The shift operation plays a crucial role in the classical signal processing. It is the generator of all the filters and the basic operation for time-frequency analysis, such as windowed Fourier transform and wavelet transform. With the rapid development of internet technology and big data science, a large amount of data are expressed as signals defined on graphs. In order to establish the theory of filtering, windowed Fourier transform and wavelet transform in the setting of graph signals, we need to extend the shift operation of classical signals to graph signals. It is a fundamental problem since the vertex set of a graph is usually not a vector space and the addition operation cannot be defined on the vertex set of the graph. In this paper, based on our understanding on the core role of shift operation in classical signal processing we propose the concept of atomic filters, which can be viewed as a weak form of the shift operator for graph signals.
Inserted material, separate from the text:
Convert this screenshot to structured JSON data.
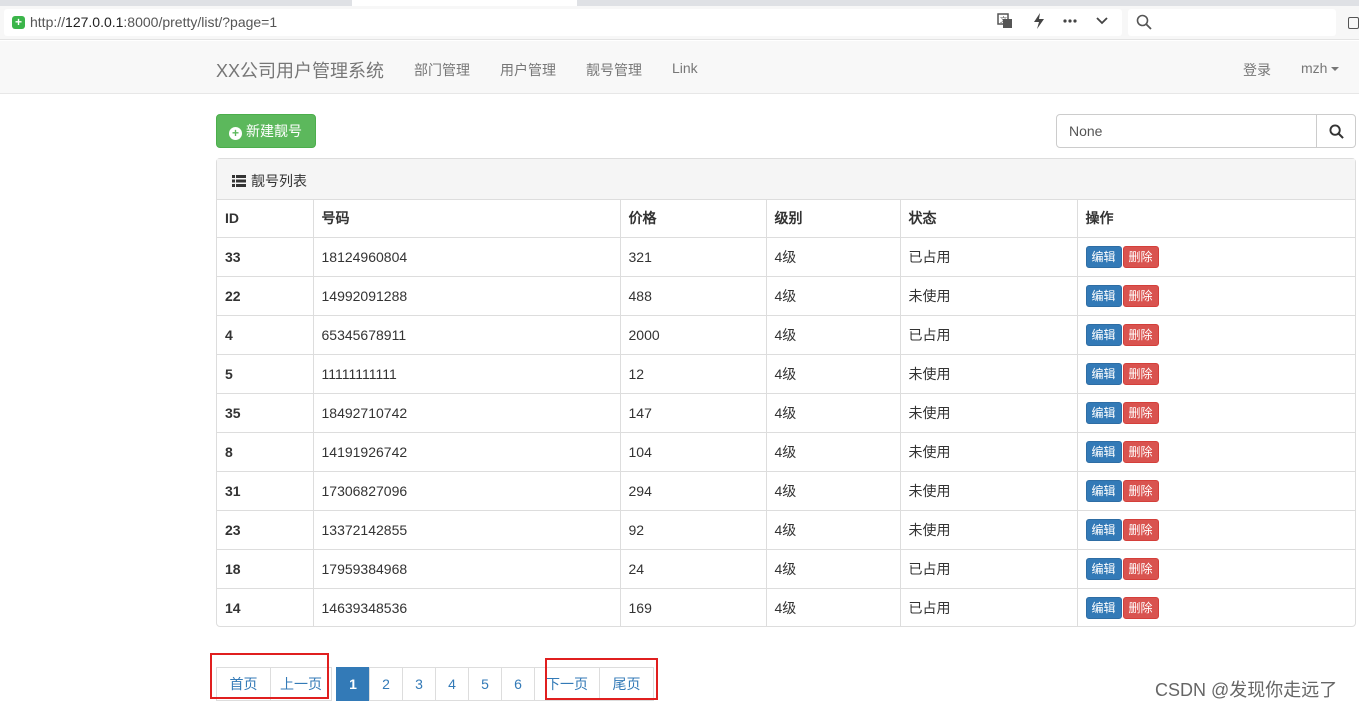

Then, we study the conditions such that an atomic filter is norm-preserving, periodic, or real-preserving. The property of real-preserving holds naturally in the classical signal processing, but no the research has been reported on this topic in the graph signal setting. With these conditions we propose the concept of normal atomic filters for graph signals, which degenerates into the classical shift operator under mild conditions if the graph is circulant. Typical examples of graphs that have or have not normal atomic filters are given. Finally, as an application, atomic filters are utilized to construct time-frequency atoms which constitute a frame of the graph signal space.